Postpartum vaginal bacterial diversity did not change in DMPA-IM users despite a reduction in Nugent-BV, but it decreased significantly among women using non-HC. Choice of contraception may influence Lactobacillus recovery in postpartum women.
阴道微生物群在女性生殖健康中起着关键作用。使用外源性激素,如肌肉内注射 depot 醋酸甲羟孕酮(DMPA-IM),可能会改变阴道细菌群落的组成。

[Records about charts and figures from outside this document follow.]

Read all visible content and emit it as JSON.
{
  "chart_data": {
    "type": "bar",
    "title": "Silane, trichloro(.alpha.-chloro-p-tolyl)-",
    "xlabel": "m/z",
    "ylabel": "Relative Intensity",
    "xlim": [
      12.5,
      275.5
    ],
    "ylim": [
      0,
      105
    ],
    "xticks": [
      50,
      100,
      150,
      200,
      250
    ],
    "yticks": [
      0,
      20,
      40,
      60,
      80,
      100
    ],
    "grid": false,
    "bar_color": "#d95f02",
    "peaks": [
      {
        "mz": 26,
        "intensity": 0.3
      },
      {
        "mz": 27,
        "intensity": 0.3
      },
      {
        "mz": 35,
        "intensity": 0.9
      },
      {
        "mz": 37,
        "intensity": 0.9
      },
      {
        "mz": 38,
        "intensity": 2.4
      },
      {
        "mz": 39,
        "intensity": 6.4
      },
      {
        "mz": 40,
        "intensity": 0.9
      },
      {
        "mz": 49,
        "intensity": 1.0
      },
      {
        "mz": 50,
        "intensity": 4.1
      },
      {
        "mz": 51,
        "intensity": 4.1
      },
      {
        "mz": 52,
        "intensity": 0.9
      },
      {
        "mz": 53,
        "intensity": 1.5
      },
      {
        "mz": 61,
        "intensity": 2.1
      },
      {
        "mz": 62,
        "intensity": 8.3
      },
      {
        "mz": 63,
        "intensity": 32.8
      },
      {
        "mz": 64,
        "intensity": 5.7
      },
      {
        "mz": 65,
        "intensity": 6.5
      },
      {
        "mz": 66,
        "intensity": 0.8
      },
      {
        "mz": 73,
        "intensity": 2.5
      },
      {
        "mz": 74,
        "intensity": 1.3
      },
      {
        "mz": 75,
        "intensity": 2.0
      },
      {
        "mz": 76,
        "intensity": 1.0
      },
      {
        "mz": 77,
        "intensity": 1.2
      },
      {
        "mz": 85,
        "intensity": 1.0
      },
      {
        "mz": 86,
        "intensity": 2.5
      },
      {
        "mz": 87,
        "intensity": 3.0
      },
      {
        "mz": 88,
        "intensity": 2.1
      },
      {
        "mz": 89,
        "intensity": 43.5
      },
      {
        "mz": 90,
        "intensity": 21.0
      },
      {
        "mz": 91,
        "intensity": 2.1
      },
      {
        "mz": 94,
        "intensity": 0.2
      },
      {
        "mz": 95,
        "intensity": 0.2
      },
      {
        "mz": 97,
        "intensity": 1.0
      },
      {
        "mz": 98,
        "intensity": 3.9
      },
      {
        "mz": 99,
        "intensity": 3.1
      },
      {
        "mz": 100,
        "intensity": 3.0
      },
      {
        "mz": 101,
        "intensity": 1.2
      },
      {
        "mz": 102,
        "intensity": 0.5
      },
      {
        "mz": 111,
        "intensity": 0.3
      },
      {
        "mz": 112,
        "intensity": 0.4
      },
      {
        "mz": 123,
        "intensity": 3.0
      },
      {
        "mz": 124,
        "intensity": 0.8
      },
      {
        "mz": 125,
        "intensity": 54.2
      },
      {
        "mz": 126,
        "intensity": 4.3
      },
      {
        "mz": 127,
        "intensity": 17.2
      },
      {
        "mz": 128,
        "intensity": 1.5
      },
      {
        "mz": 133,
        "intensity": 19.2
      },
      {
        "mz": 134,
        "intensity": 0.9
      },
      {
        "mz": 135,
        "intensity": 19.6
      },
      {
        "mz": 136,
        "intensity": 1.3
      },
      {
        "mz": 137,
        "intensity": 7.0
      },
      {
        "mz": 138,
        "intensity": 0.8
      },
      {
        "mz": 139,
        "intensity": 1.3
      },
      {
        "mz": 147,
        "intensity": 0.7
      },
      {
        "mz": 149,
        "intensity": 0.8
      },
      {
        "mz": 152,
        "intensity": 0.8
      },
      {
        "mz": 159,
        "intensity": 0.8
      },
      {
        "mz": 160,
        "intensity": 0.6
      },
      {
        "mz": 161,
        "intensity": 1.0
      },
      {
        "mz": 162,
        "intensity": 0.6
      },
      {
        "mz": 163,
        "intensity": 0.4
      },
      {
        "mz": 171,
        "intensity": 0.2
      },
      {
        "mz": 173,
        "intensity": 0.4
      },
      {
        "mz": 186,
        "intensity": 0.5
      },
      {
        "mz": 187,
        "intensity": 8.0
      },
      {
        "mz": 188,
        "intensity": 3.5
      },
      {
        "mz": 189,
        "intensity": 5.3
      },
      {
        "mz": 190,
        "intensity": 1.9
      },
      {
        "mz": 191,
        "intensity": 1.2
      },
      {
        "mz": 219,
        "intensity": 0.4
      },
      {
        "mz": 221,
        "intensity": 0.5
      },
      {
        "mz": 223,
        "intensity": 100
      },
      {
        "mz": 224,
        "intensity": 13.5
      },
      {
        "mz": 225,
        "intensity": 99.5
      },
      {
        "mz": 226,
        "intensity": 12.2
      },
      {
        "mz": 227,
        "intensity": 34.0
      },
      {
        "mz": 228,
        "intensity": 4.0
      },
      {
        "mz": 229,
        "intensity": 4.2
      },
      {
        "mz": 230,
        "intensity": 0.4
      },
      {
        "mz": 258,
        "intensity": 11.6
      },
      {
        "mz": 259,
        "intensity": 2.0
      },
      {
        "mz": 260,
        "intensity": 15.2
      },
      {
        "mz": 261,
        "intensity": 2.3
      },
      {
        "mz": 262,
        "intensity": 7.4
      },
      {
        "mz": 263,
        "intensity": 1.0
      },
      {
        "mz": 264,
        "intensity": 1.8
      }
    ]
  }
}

从肯尼亚产后开始使用 DMPA-IM 或非激素避孕(非 HC)的女性中采集阴道拭子样本。通过 Nugent 评分(Nugent-BV)评估细菌性阴道病,使用广谱 16S 核糖体 RNA 基因聚合酶链反应结合高通量测序评估细菌群落组成。使用多变量线性混合效应回归估计从入组到开始后 3 个月时避孕组之间 Nugent 评分、alpha 多样性(香农多样性指数)和总细菌负荷的变化。
在 54 名人类免疫缺陷病毒阴性的女性中,33 名选择 DMPA-IM,21 名选择非 HC,入组时 DMPA-IM 使用者的 Nugent-BV 更为常见。随访时,DMPA-IM 使用者的 Nugent 评分显著下降(变化,-1.89;95%置信区间 [CI],-3.53 至 -.25;P=0.02),而 alpha 多样性保持稳定(0.03;-0.24 至 0.30;P=0.83)。相反,非 HC 使用者的 Nugent 评分相对稳定(变化,-0.73;95%CI,-2.18 至.73;P=0.33),而 alpha 多样性下降(-0.34;-0.67 至 -.001;P=0.05)。DMPA-IM 使用者的总细菌负荷略有下降,而非 HC 使用者略有增加,导致避孕组之间的变化存在显著差异(差异,-0.64 log10 个每个拭子样本的基因拷贝;95%CI,-1.19 至 -.08;P=0.02)。尽管在 DMPA-IM 使用者中 Nugent-BV 降低,但阴道细菌多样性在避孕组内发生了显著变化,但在使用非 HC 的女性中显著降低。避孕方法的选择可能会影响产后妇女 Lactobacillus 的恢复。